The "neural autopsy"—the active, sleep-dependent triage of synaptic architectures—is likely not an autonomous CNS process but one systemically licensed by the skeletal system. Specifically, the pulsatile release of undercarboxylated osteocalcin (Glu-OCN) during bone remodeling acts as a gating signal for the glymphatic-autophagic transition.

In this model, chronic sleep disruption or aging-related bone decay doesn't merely accumulate damage; rather, the lack of bone-derived Glu-OCN prevents the brain from "authorizing" the metabolic cost of neural pruning. As bone matrix crystallinity increases and HA crystals become more disordered with age increased carbonate substitution, the kinetic release of Glu-OCN is dampened. This leads to a failure in the nightly verdict of which neural structures deserve to persist and which should be cleared.

Mechanistic Reasoning: The GPR158-AQP4 Bridge

While research often focuses on Glu-OCN's role in rescuing cognitive decline via hippocampal GPR158 receptors, I suspect it has a more fundamental function: Metabolic Licensing.

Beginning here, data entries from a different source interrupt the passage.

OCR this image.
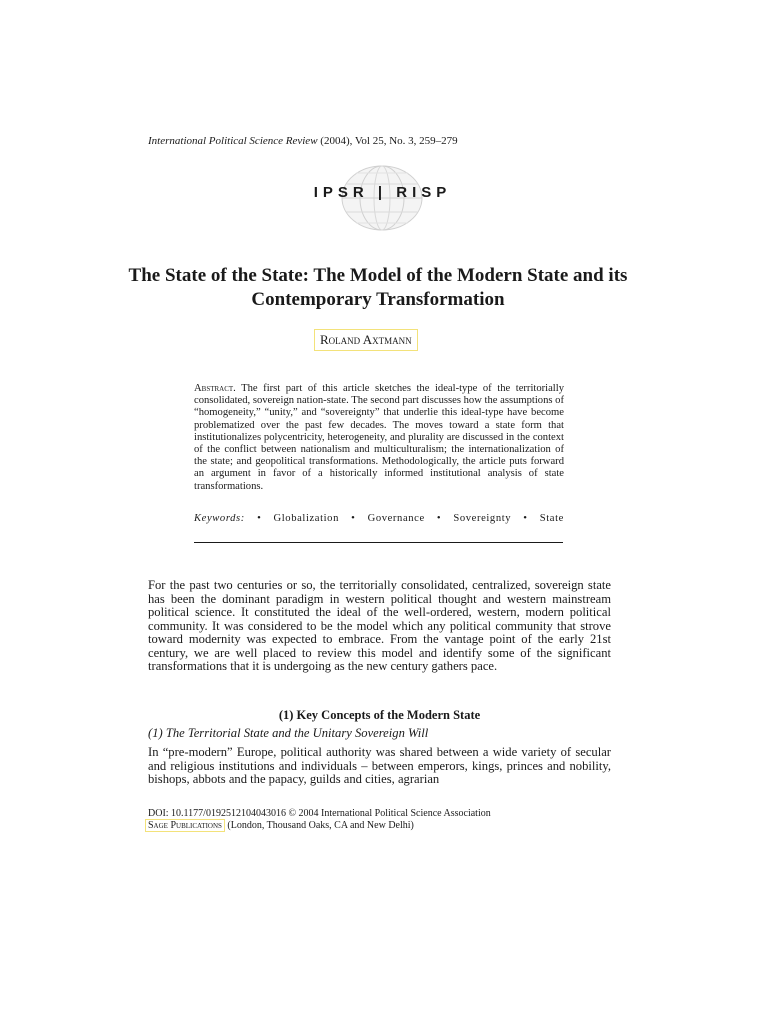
International Political Science Review (2004), Vol 25, No. 3, 259–279
IPSR | RISP
The State of the State: The Model of the Modern State and its Contemporary Transformation
Roland Axtmann
Abstract. The first part of this article sketches the ideal-type of the territorially consolidated, sovereign nation-state. The second part discusses how the assumptions of “homogeneity,” “unity,” and “sovereignty” that underlie this ideal-type have become problematized over the past few decades. The moves toward a state form that institutionalizes polycentricity, heterogeneity, and plurality are discussed in the context of the conflict between nationalism and multiculturalism; the internationalization of the state; and geopolitical transformations. Methodologically, the article puts forward an argument in favor of a historically informed institutional analysis of state transformations.
Keywords: • Globalization • Governance • Sovereignty • State
For the past two centuries or so, the territorially consolidated, centralized, sovereign state has been the dominant paradigm in western political thought and western mainstream political science. It constituted the ideal of the well-ordered, western, modern political community. It was considered to be the model which any political community that strove toward modernity was expected to embrace. From the vantage point of the early 21st century, we are well placed to review this model and identify some of the significant transformations that it is undergoing as the new century gathers pace.
(1) Key Concepts of the Modern State
(1) The Territorial State and the Unitary Sovereign Will
In “pre-modern” Europe, political authority was shared between a wide variety of secular and religious institutions and individuals – between emperors, kings, princes and nobility, bishops, abbots and the papacy, guilds and cities, agrarian
DOI: 10.1177/0192512104043016 © 2004 International Political Science Association
Sage Publications (London, Thousand Oaks, CA and New Delhi)
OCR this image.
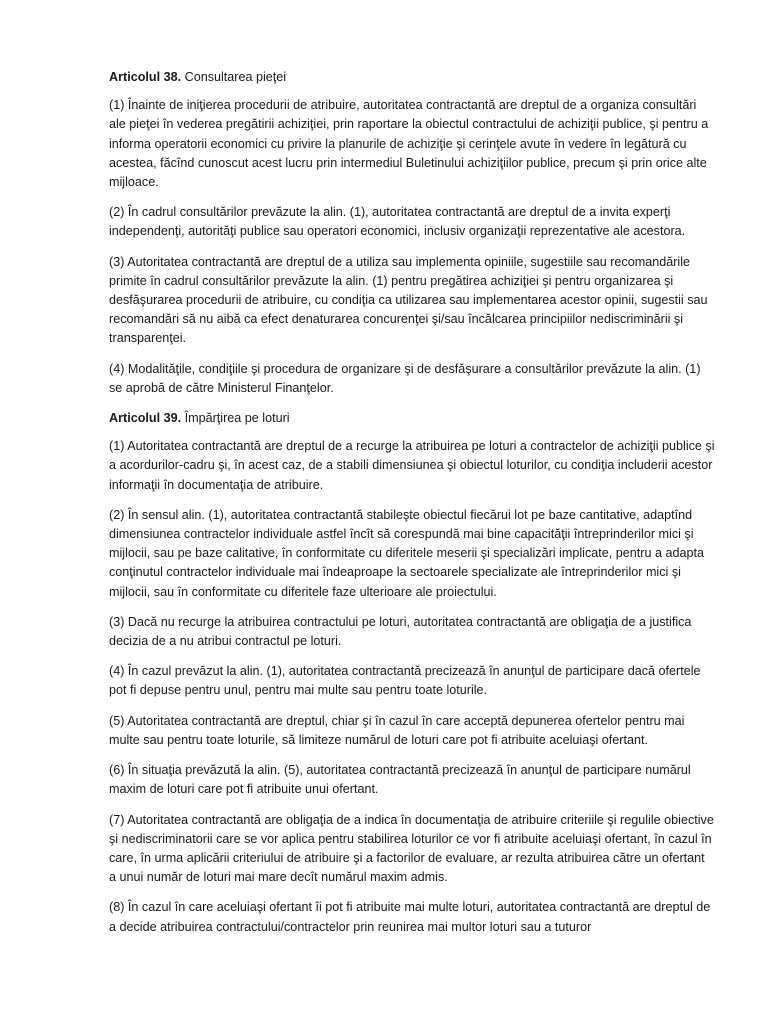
Articolul 38. Consultarea pieţei

(1) Înainte de iniţierea procedurii de atribuire, autoritatea contractantă are dreptul de a organiza consultări ale pieţei în vederea pregătirii achiziţiei, prin raportare la obiectul contractului de achiziţii publice, şi pentru a informa operatorii economici cu privire la planurile de achiziţie şi cerinţele avute în vedere în legătură cu acestea, făcînd cunoscut acest lucru prin intermediul Buletinului achiziţiilor publice, precum şi prin orice alte mijloace.

(2) În cadrul consultărilor prevăzute la alin. (1), autoritatea contractantă are dreptul de a invita experţi independenţi, autorităţi publice sau operatori economici, inclusiv organizaţii reprezentative ale acestora.

(3) Autoritatea contractantă are dreptul de a utiliza sau implementa opiniile, sugestiile sau recomandările primite în cadrul consultărilor prevăzute la alin. (1) pentru pregătirea achiziţiei şi pentru organizarea şi desfăşurarea procedurii de atribuire, cu condiţia ca utilizarea sau implementarea acestor opinii, sugestii sau recomandări să nu aibă ca efect denaturarea concurenţei şi/sau încălcarea principiilor nediscriminării şi transparenţei.

(4) Modalităţile, condiţiile şi procedura de organizare şi de desfăşurare a consultărilor prevăzute la alin. (1) se aprobă de către Ministerul Finanţelor.

Articolul 39. Împărţirea pe loturi

(1) Autoritatea contractantă are dreptul de a recurge la atribuirea pe loturi a contractelor de achiziţii publice şi a acordurilor-cadru şi, în acest caz, de a stabili dimensiunea şi obiectul loturilor, cu condiţia includerii acestor informaţii în documentaţia de atribuire.

(2) În sensul alin. (1), autoritatea contractantă stabileşte obiectul fiecărui lot pe baze cantitative, adaptînd dimensiunea contractelor individuale astfel încît să corespundă mai bine capacităţii întreprinderilor mici şi mijlocii, sau pe baze calitative, în conformitate cu diferitele meserii şi specializări implicate, pentru a adapta conţinutul contractelor individuale mai îndeaproape la sectoarele specializate ale întreprinderilor mici şi mijlocii, sau în conformitate cu diferitele faze ulterioare ale proiectului.

(3) Dacă nu recurge la atribuirea contractului pe loturi, autoritatea contractantă are obligaţia de a justifica decizia de a nu atribui contractul pe loturi.

(4) În cazul prevăzut la alin. (1), autoritatea contractantă precizează în anunţul de participare dacă ofertele pot fi depuse pentru unul, pentru mai multe sau pentru toate loturile.

(5) Autoritatea contractantă are dreptul, chiar şi în cazul în care acceptă depunerea ofertelor pentru mai multe sau pentru toate loturile, să limiteze numărul de loturi care pot fi atribuite aceluiaşi ofertant.

(6) În situaţia prevăzută la alin. (5), autoritatea contractantă precizează în anunţul de participare numărul maxim de loturi care pot fi atribuite unui ofertant.

(7) Autoritatea contractantă are obligaţia de a indica în documentaţia de atribuire criteriile şi regulile obiective şi nediscriminatorii care se vor aplica pentru stabilirea loturilor ce vor fi atribuite aceluiaşi ofertant, în cazul în care, în urma aplicării criteriului de atribuire şi a factorilor de evaluare, ar rezulta atribuirea către un ofertant a unui număr de loturi mai mare decît numărul maxim admis.

(8) În cazul în care aceluiaşi ofertant îi pot fi atribuite mai multe loturi, autoritatea contractantă are dreptul de a decide atribuirea contractului/contractelor prin reunirea mai multor loturi sau a tuturor
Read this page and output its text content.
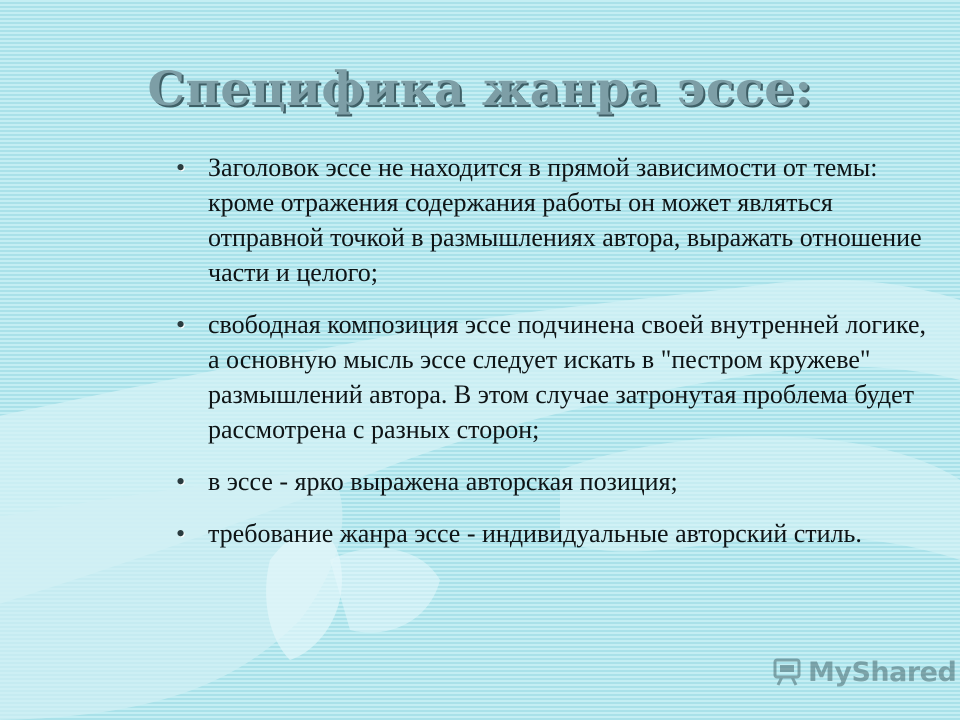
Специфика жанра эссе:
• Заголовок эссе не находится в прямой зависимости от темы: кроме отражения содержания работы он может являться отправной точкой в размышлениях автора, выражать отношение части и целого;
• свободная композиция эссе подчинена своей внутренней логике, а основную мысль эссе следует искать в "пестром кружеве" размышлений автора. В этом случае затронутая проблема будет рассмотрена с разных сторон;
• в эссе - ярко выражена авторская позиция;
• требование жанра эссе - индивидуальные авторский стиль.
MyShared
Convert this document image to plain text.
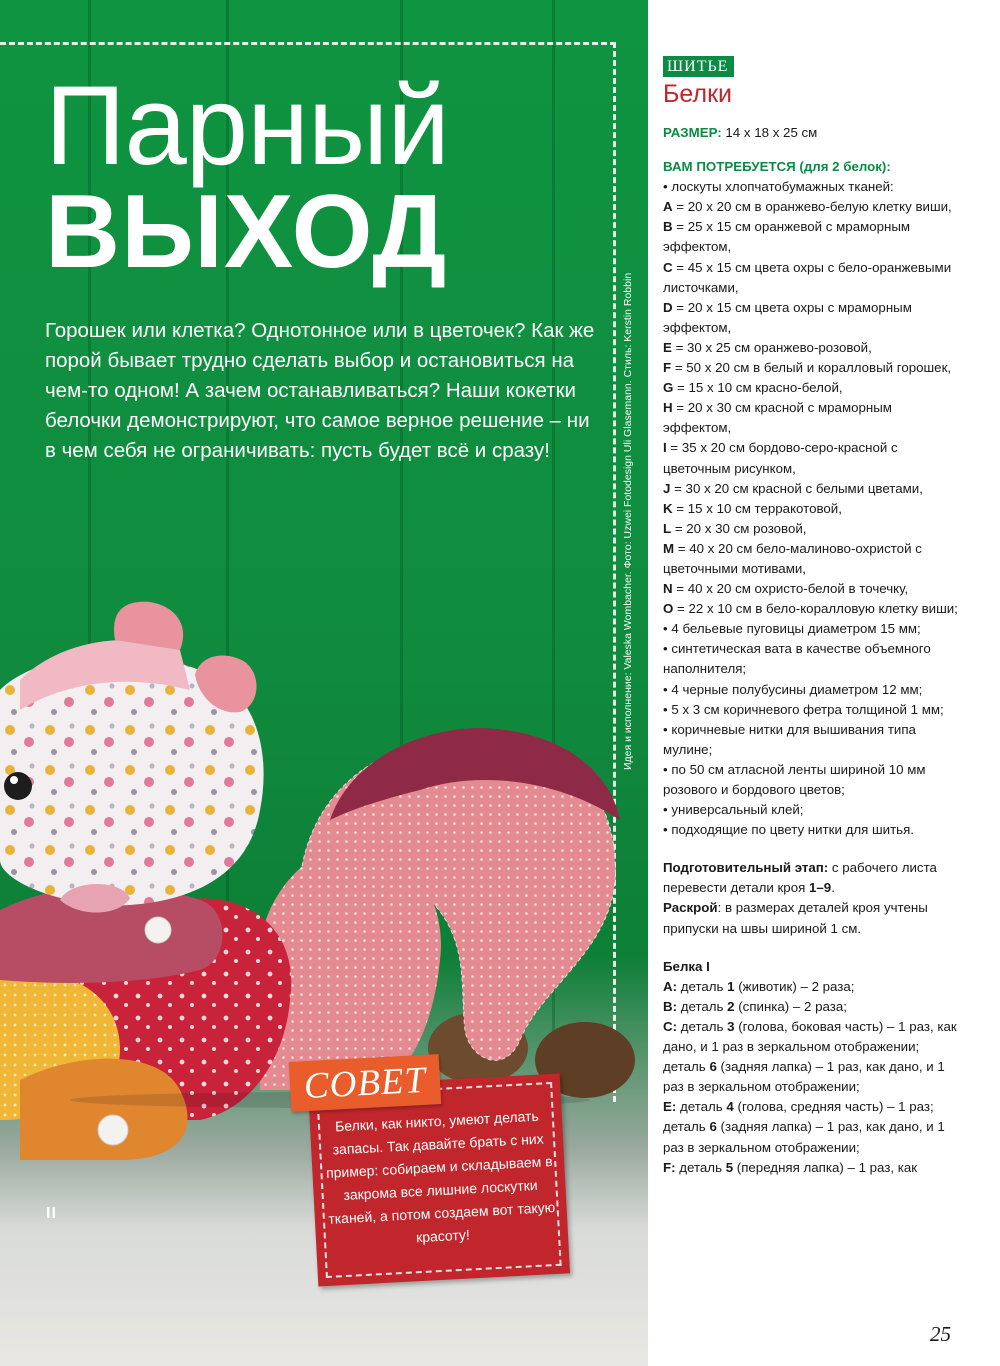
Парный
ВЫХОД

Горошек или клетка? Однотонное или в цветочек? Как же порой бывает трудно сделать выбор и остановиться на чем-то одном! А зачем останавливаться? Наши кокетки белочки демонстрируют, что самое верное решение – ни в чем себя не ограничивать: пусть будет всё и сразу!	Идея и исполнение: Valeska Wombacher. Фото: Uzwei Fotodesign Uli Glasemann. Стиль: Kerstin Robbin
II
СОВЕТ

Белки, как никто, умеют делать запасы. Так давайте брать с них пример: собираем и складываем в закрома все лишние лоскутки тканей, а потом создаем вот такую красоту!

ШИТЬЕ
Белки

РАЗМЕР: 14 х 18 х 25 см

ВАМ ПОТРЕБУЕТСЯ (для 2 белок):

• лоскуты хлопчатобумажных тканей:

A = 20 х 20 см в оранжево-белую клетку виши,

B = 25 х 15 см оранжевой с мраморным эффектом,

C = 45 х 15 см цвета охры с бело-оранжевыми листочками,

D = 20 х 15 см цвета охры с мраморным эффектом,

E = 30 х 25 см оранжево-розовой,

F = 50 х 20 см в белый и коралловый горошек,

G = 15 х 10 см красно-белой,

H = 20 х 30 см красной с мраморным эффектом,

I = 35 х 20 см бордово-серо-красной с цветочным рисунком,

J = 30 х 20 см красной с белыми цветами,

K = 15 х 10 см терракотовой,

L = 20 х 30 см розовой,

M = 40 х 20 см бело-малиново-охристой с цветочными мотивами,

N = 40 х 20 см охристо-белой в точечку,

O = 22 х 10 см в бело-коралловую клетку виши;

• 4 бельевые пуговицы диаметром 15 мм;

• синтетическая вата в качестве объемного наполнителя;

• 4 черные полубусины диаметром 12 мм;

• 5 х 3 см коричневого фетра толщиной 1 мм;

• коричневые нитки для вышивания типа мулине;

• по 50 см атласной ленты шириной 10 мм розового и бордового цветов;

• универсальный клей;

• подходящие по цвету нитки для шитья.

Подготовительный этап: с рабочего листа перевести детали кроя 1–9.
Раскрой: в размерах деталей кроя учтены припуски на швы шириной 1 см.

Белка I

A: деталь 1 (животик) – 2 раза;

B: деталь 2 (спинка) – 2 раза;

C: деталь 3 (голова, боковая часть) – 1 раз, как дано, и 1 раз в зеркальном отображении; деталь 6 (задняя лапка) – 1 раз, как дано, и 1 раз в зеркальном отображении;

E: деталь 4 (голова, средняя часть) – 1 раз; деталь 6 (задняя лапка) – 1 раз, как дано, и 1 раз в зеркальном отображении;

F: деталь 5 (передняя лапка) – 1 раз, как

25
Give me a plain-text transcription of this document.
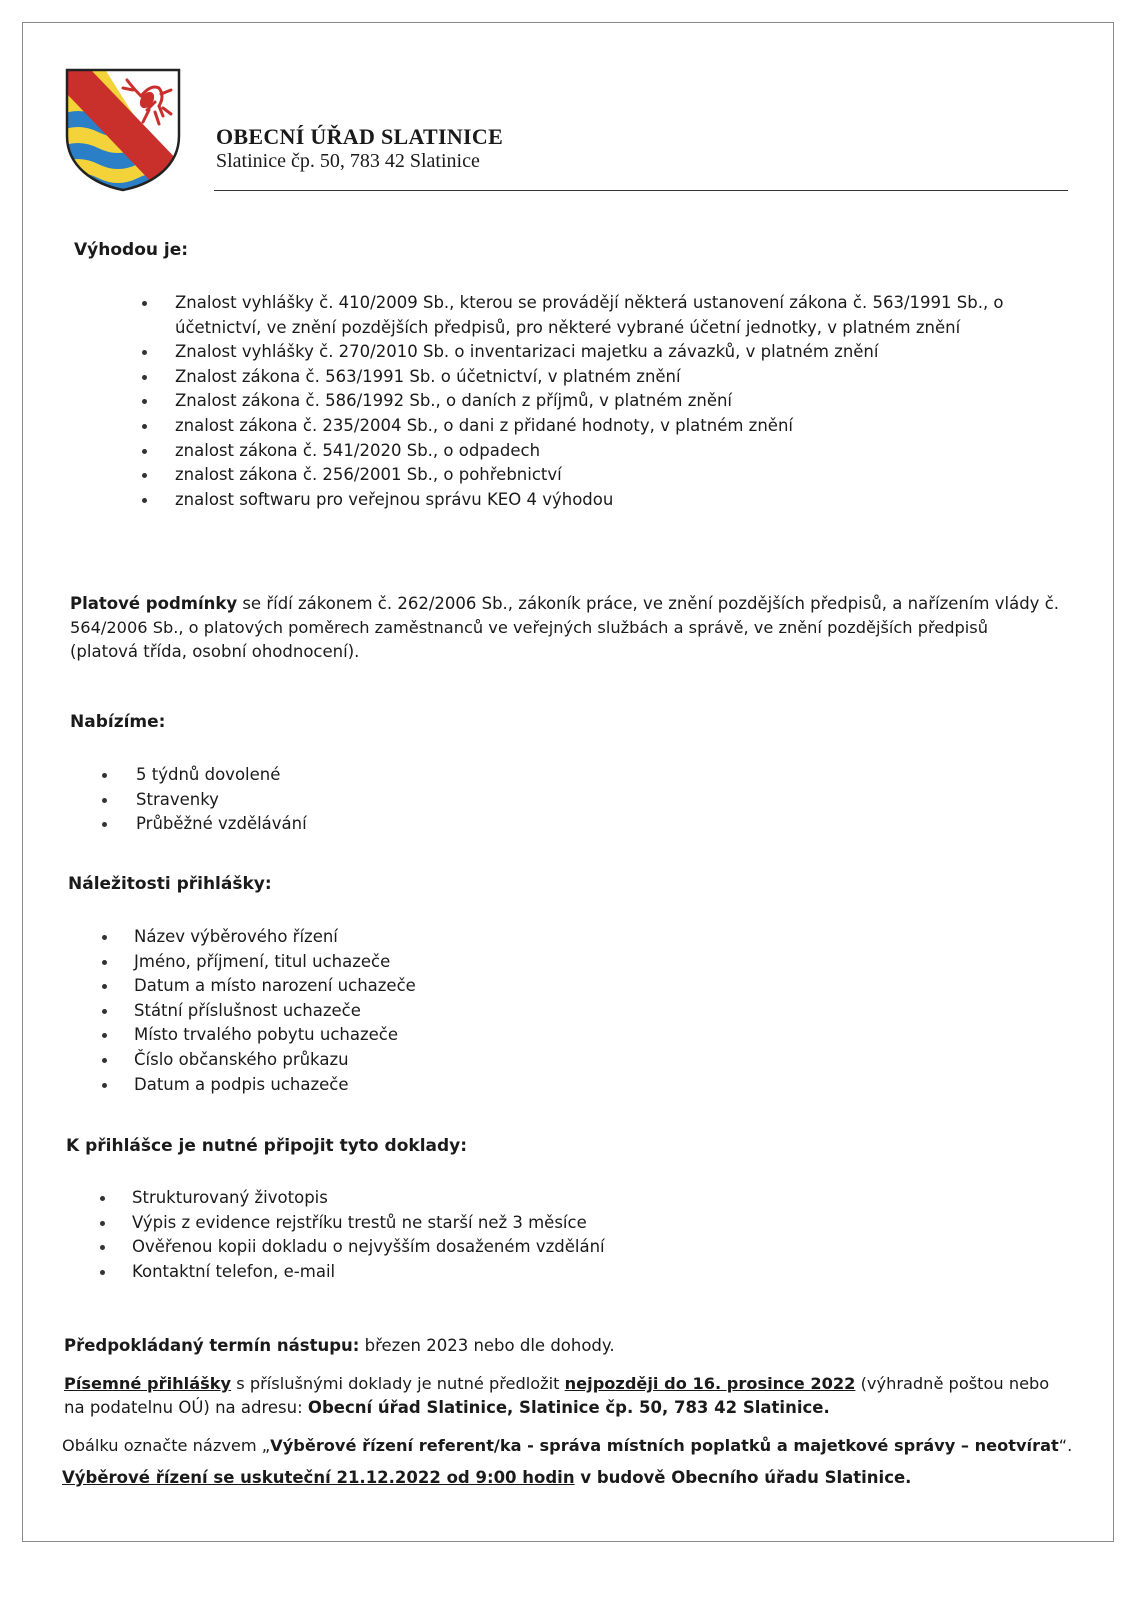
OBECNÍ ÚŘAD SLATINICE
Slatinice čp. 50, 783 42 Slatinice
Výhodou je:
Znalost vyhlášky č. 410/2009 Sb., kterou se provádějí některá ustanovení zákona č. 563/1991 Sb., o
účetnictví, ve znění pozdějších předpisů, pro některé vybrané účetní jednotky, v platném znění
Znalost vyhlášky č. 270/2010 Sb. o inventarizaci majetku a závazků, v platném znění
Znalost zákona č. 563/1991 Sb. o účetnictví, v platném znění
Znalost zákona č. 586/1992 Sb., o daních z příjmů, v platném znění
znalost zákona č. 235/2004 Sb., o dani z přidané hodnoty, v platném znění
znalost zákona č. 541/2020 Sb., o odpadech
znalost zákona č. 256/2001 Sb., o pohřebnictví
znalost softwaru pro veřejnou správu KEO 4 výhodou
Platové podmínky se řídí zákonem č. 262/2006 Sb., zákoník práce, ve znění pozdějších předpisů, a nařízením vlády č.
564/2006 Sb., o platových poměrech zaměstnanců ve veřejných službách a správě, ve znění pozdějších předpisů
(platová třída, osobní ohodnocení).
Nabízíme:
5 týdnů dovolené
Stravenky
Průběžné vzdělávání
Náležitosti přihlášky:
Název výběrového řízení
Jméno, příjmení, titul uchazeče
Datum a místo narození uchazeče
Státní příslušnost uchazeče
Místo trvalého pobytu uchazeče
Číslo občanského průkazu
Datum a podpis uchazeče
K přihlášce je nutné připojit tyto doklady:
Strukturovaný životopis
Výpis z evidence rejstříku trestů ne starší než 3 měsíce
Ověřenou kopii dokladu o nejvyšším dosaženém vzdělání
Kontaktní telefon, e-mail
Předpokládaný termín nástupu: březen 2023 nebo dle dohody.
Písemné přihlášky s příslušnými doklady je nutné předložit nejpozději do 16. prosince 2022 (výhradně poštou nebo
na podatelnu OÚ) na adresu: Obecní úřad Slatinice, Slatinice čp. 50, 783 42 Slatinice.
Obálku označte názvem „Výběrové řízení referent/ka - správa místních poplatků a majetkové správy – neotvírat“.
Výběrové řízení se uskuteční 21.12.2022 od 9:00 hodin v budově Obecního úřadu Slatinice.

1. Skeletal Pulsatility: Bone remodeling is highly circadian. The surge of Glu-OCN during the transition to NREM sleep serves as a systemic indicator of metabolic readiness.
2. Astroglial Polarization: Glu-OCN binding to GPR158 or related receptors on the perivascular endfeet of astrocytes triggers a signaling cascade that enhances Aquaporin-4 (AQP4) polarization. Without this skeletal signal, glymphatic flow remains sluggish, regardless of how long a person actually sleeps.
3. The Triage Verdict: Sleep-dependent autophagy—the "autopsy" of proteins and synapses—requires high-intensity waste removal. By linking this to bone turnover (the body's primary mineral reservoir), the organism ensures that large-scale neural editing only happens when systemic resources are stable.

The "Crystal Sequestration" Failure

In aging, the shift toward smaller, disordered HA crystals and the decrease in circulating Glu-OCN create a state of "skeletal-derived cognitive inertia." The brain is physically capable of sleep, but because the skeletal license (Glu-OCN) is missing, the glymphatic system never reaches the threshold for active triage. We aren't just losing memories; we're losing the ability to decide which ones to delete. This leads to a cluttered, dysfunctional neural architecture that I call "Skeletal Neuro-Congestion."

Testability and Falsification

We can test this hypothesis through several avenues:

• Pharmacological Manipulation: Increasing Glu-OCN levels via Vitamin K antagonism in aged mouse models should restore AQP4 polarization and glymphatic clearance rates to youthful levels, even if sleep duration and timing remain unchanged.
• Real-time Imaging: Using two-photon microscopy to observe glymphatic flux in Ocn−/− mice. If the hypothesis holds, these mice should show significant clearance deficits despite normal EEG-verified sleep.
• Correlation: Human studies could measure the ratio of carboxylated to undercarboxylated osteocalcin in CSF against markers of proteinopathy (p-Tau/Aβ42) across different bone density phenotypes.

If glymphatic flux is entirely independent of OCN-signaling, or if GPR158 is absent on glia-vasculature interfaces, the "Licensing" model is falsified. However, if bone is indeed the clock that times the brain's autopsy, we can't view osteoporosis and dementia as merely comorbid neighbors. They'd be the same systemic failure of the bone-brain clearance axis.